La monnaie unique a glissé jusqu'à un plus bas intraday de 1,13758 mardi et s'échangeait aux alentours de 1,13809, prolongeant une liquidation qui a effacé plus de 2 % depuis la mi-juin. La divergence entre la position restrictive de la Réserve fédérale et le cycle d'assouplissement de la Banque centrale européenne a élargi le différentiel de taux à deux ans à des niveaux inégalés depuis la crise de la dette dans la zone euro, selon des données compilées par Bloomberg.
« Le risque d'une cassure sous 1,1300 augmente à mesure que le fossé politique entre la Fed et la BCE continue de se creuser », a déclaré Francesco Pesole, stratège FX chez ING. « Le marché intègre des baisses de taux supplémentaires de la BCE tandis que la Fed reste en attente, et cette dynamique est peu susceptible de s'inverser à court terme. »
Les indicateurs techniques renforcent la thèse baissière. La paire s'échange sous les trois principales moyennes mobiles — la MA exponentielle à 55 jours à 1,15141, la MA exponentielle à 200 jours à 1,16063 et la MA exponentielle à 365 jours à 1,15908 — tandis que l'ADX est passé de 47,12 à 51,69, signalant une intensification de la dynamique baissière. Le CCI s'établit à moins 124,92, en territoire de survente profond. Le support immédiat se situe à 1,1400, suivi de 1,13600 et du niveau psychologique critique de 1,12946. La résistance se trouve à 1,1500, puis à 1,1530 et 1,1580.
L'écart de politique provient de trajectoires économiques fondamentalement différentes. La Fed maintient son taux directeur entre 5,25 % et 5,50 % depuis juillet 2023, adoptant une posture dépendante des données alors que l'inflation américaine reste collante au-dessus de l'objectif de 2 %. La BCE, en revanche, a déjà procédé à plusieurs baisses depuis son pic de 4 %, l'économie de la zone euro étant confrontée à une croissance quasi nulle et à une inflation tombant sous l'objectif. Les marchés OIS intègrent actuellement 50 points de base supplémentaires d'assouplissement de la BCE d'ici la fin de l'année, tout en n'anticipant aucun mouvement de la Fed avant le premier trimestre 2027.
La dernière fois que le différentiel de taux Fed-BCE a atteint cette ampleur remonte à fin 2022, lorsque l'EUR/USD a touché la parité à 0,9950 avant d'amorcer un rebond. La configuration actuelle diffère dans la mesure où la divergence est provoquée par un assouplissement actif de la BCE plutôt que par un resserrement agressif de la Fed, ce qui, selon les stratèges, pourrait rendre la reprise de l'euro plus longue. Après l'épisode de parité de 2022, l'euro a rebondi de plus de 15 % au cours des six mois suivants, alors que le cycle de resserrement de la Fed atteignait son apogée — un scénario qui pourrait ne pas se reproduire si la BCE continue de baisser ses taux en 2027.

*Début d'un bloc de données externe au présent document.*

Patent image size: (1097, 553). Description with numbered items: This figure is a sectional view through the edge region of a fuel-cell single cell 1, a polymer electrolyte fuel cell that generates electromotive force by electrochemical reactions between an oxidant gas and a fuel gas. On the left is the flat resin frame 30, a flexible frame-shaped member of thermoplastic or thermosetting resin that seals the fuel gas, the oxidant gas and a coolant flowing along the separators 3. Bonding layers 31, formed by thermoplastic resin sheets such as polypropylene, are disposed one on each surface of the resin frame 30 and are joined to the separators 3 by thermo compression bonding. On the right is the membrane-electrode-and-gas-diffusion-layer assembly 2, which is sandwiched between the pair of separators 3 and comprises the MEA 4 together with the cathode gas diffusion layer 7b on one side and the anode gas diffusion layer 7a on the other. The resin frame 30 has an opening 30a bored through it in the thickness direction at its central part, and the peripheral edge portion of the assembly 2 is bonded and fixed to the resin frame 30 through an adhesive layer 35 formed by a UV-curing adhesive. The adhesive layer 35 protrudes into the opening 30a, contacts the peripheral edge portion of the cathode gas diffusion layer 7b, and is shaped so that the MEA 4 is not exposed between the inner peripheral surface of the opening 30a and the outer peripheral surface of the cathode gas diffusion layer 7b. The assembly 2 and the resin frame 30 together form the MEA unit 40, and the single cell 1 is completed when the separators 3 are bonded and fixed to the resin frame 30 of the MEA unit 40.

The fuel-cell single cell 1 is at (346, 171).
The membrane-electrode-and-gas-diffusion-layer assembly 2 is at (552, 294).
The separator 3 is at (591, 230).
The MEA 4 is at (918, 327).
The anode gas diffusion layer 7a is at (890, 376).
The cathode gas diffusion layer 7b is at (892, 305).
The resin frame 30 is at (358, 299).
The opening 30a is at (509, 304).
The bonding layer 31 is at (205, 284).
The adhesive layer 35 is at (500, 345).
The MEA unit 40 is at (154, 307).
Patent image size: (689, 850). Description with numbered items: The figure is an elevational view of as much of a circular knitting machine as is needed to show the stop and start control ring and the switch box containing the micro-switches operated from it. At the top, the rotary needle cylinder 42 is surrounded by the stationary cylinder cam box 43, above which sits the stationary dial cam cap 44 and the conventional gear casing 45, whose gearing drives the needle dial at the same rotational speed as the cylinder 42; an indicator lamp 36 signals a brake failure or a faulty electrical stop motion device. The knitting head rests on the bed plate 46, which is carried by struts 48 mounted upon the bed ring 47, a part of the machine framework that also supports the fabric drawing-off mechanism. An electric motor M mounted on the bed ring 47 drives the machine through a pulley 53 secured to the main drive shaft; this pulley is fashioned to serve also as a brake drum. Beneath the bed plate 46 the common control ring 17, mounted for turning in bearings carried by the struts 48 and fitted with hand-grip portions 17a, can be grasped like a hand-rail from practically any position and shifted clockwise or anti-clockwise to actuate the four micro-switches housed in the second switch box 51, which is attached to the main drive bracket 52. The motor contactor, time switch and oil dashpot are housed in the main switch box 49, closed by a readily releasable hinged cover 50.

Les implications s'étendent au-delà du marché des changes. Un euro plus faible réduit les coûts d'importation pour les entreprises de la zone euro, ce qui pourrait atténuer une inflation déjà modérée, mais il augmente également le coût des importations d'énergie libellées en dollars à un moment où le brut Brent reste élevé, au-dessus de 80 dollars le baril. Pour les multinationales américaines fortement exposées à l'Europe, le dollar plus fort continue de peser sur les bénéfices convertis, une dynamique qui a contribué au déclin de 0,4 % du S&P 500 mardi.
Une cassure durable sous 1,1300 ouvrirait la voie vers le seuil de 1,1200 et potentiellement un retour test du plus bas de 2022 proche de la parité, a déclaré Francesco Pesole d'ING. Le prochain test majeur pour l'euro interviendra avec la publication des données de l'IPC de la zone euro le 2 juillet, qui éclaireront la décision de taux de la BCE du 24 juillet. Du côté américain, le rapport sur l'emploi non agricole de juin, le 3 juillet, constituera le prochain catalyseur pour la direction du dollar.
Cet article est fourni à titre d'information uniquement et ne constitue pas un conseil en investissement.